Dans un chapitre suivant, Claire Auzias nous propose des pistes de lectures, nous invitant à découvrir quelques écrivains qui ont su mettre dans leur livre ce goût et ce réel, celui des cheminots, celui des trimards. De Gaston Couté à Georges Navel. Et puis bien sûr, après un détour par l’Argentine (avec Héloïsa Castellanos), les livres évoquant la vie des hobos américains, comme celui très connu de Ben Reitman. ou encore les ouvrages consacrés aux beatnicks.
La dernière partie de l’ouvrage est un ensemble de documents inédits, tout d’abord le manuscrit original du livre du Comité de lutte pour la libération des prisonniers politiques, préfacé par Françoise Routhier. Car les trimards emprisonnés, s’ils constituaient des coupables parfaits aux yeux de beaucoup, n’en ont pas moins été soutenus par des proches, jusqu’au procès de septembre 1970. Des entretiens ont été réalisés, reproduits ici, où il est question aussi de Michel Mougin, autre trimard inquiété par la justice, en liberté conditionnelle, et qui mourra peu avant son procès, à dix-huit ans et demi. Probablement s’est-il suicidé. Ses parents, qui témoignent ici, en doutent pourtant.

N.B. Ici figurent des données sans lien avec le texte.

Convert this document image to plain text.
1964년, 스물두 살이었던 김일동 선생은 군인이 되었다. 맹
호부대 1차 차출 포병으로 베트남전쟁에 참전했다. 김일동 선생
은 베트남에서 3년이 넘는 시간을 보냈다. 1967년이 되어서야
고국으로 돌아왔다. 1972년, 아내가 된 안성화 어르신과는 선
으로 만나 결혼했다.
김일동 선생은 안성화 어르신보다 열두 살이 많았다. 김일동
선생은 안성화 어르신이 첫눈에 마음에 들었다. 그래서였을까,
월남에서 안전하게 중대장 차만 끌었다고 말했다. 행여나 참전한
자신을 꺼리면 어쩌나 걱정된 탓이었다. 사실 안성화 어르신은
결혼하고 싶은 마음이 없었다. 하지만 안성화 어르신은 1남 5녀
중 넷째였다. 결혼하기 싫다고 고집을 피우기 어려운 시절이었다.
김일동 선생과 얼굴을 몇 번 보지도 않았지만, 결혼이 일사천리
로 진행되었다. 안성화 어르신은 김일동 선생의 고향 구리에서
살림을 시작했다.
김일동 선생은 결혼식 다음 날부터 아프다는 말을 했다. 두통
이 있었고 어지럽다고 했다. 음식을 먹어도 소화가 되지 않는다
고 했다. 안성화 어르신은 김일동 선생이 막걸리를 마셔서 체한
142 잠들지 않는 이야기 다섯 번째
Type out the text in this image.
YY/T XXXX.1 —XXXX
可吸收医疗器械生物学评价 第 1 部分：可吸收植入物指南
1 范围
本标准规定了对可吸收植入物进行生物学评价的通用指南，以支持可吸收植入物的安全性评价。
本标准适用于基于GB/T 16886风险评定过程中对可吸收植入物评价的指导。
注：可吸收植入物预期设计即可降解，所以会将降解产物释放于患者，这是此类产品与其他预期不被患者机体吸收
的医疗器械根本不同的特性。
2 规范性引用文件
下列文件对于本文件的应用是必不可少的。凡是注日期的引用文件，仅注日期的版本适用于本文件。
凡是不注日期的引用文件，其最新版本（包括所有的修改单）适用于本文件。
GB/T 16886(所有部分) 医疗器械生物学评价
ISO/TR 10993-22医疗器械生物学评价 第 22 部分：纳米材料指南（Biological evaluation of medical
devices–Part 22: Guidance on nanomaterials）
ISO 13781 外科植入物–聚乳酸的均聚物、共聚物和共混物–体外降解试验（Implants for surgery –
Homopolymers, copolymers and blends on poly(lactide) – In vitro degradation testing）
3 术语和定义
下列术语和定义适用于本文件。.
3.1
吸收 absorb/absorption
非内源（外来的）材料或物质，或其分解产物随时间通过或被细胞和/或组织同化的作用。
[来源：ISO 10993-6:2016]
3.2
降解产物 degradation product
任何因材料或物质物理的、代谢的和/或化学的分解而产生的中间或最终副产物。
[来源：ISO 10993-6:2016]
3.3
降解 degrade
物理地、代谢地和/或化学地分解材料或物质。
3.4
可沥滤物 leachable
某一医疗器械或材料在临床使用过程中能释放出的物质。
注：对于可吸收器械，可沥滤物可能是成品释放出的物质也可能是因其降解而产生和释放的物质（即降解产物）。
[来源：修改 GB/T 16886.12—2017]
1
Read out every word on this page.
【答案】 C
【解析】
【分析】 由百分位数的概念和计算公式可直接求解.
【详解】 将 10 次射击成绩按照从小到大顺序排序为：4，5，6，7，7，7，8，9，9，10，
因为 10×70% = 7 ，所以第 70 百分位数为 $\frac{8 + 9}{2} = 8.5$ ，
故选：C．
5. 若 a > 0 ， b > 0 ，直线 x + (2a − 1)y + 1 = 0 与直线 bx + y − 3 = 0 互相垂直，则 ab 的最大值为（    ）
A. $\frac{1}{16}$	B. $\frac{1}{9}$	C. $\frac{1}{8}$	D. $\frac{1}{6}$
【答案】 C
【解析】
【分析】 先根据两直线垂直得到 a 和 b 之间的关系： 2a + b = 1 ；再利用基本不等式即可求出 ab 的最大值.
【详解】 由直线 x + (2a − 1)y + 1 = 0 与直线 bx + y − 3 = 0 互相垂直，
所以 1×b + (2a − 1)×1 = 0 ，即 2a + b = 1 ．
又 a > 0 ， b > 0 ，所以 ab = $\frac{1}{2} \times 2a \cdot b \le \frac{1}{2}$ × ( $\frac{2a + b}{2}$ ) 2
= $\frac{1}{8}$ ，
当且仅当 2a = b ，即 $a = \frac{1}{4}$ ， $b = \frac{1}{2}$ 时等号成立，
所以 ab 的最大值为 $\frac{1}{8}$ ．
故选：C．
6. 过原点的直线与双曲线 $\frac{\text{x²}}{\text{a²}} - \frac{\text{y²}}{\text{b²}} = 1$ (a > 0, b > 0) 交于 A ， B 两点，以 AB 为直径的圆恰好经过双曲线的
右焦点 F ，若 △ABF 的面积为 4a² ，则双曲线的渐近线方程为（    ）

Trimards, pègre et mauvais garçons de Mai 68 est à certains égards un cahier ou un album en plus d’être un livre, en ce sens qu’il donne à voir directement les archives, les sources, comme pour un ouvrage à faire soi-même. Ouvrage précieux, en tout cas, sur cette période, pour dessiller les yeux mêmes les plus avertis sur la période. Ouvrage qui ouvre une fenêtre jusqu’alors occultée, qu’il sera désormais difficile de cacher encore. Une fenêtre encore battante et qui le restera.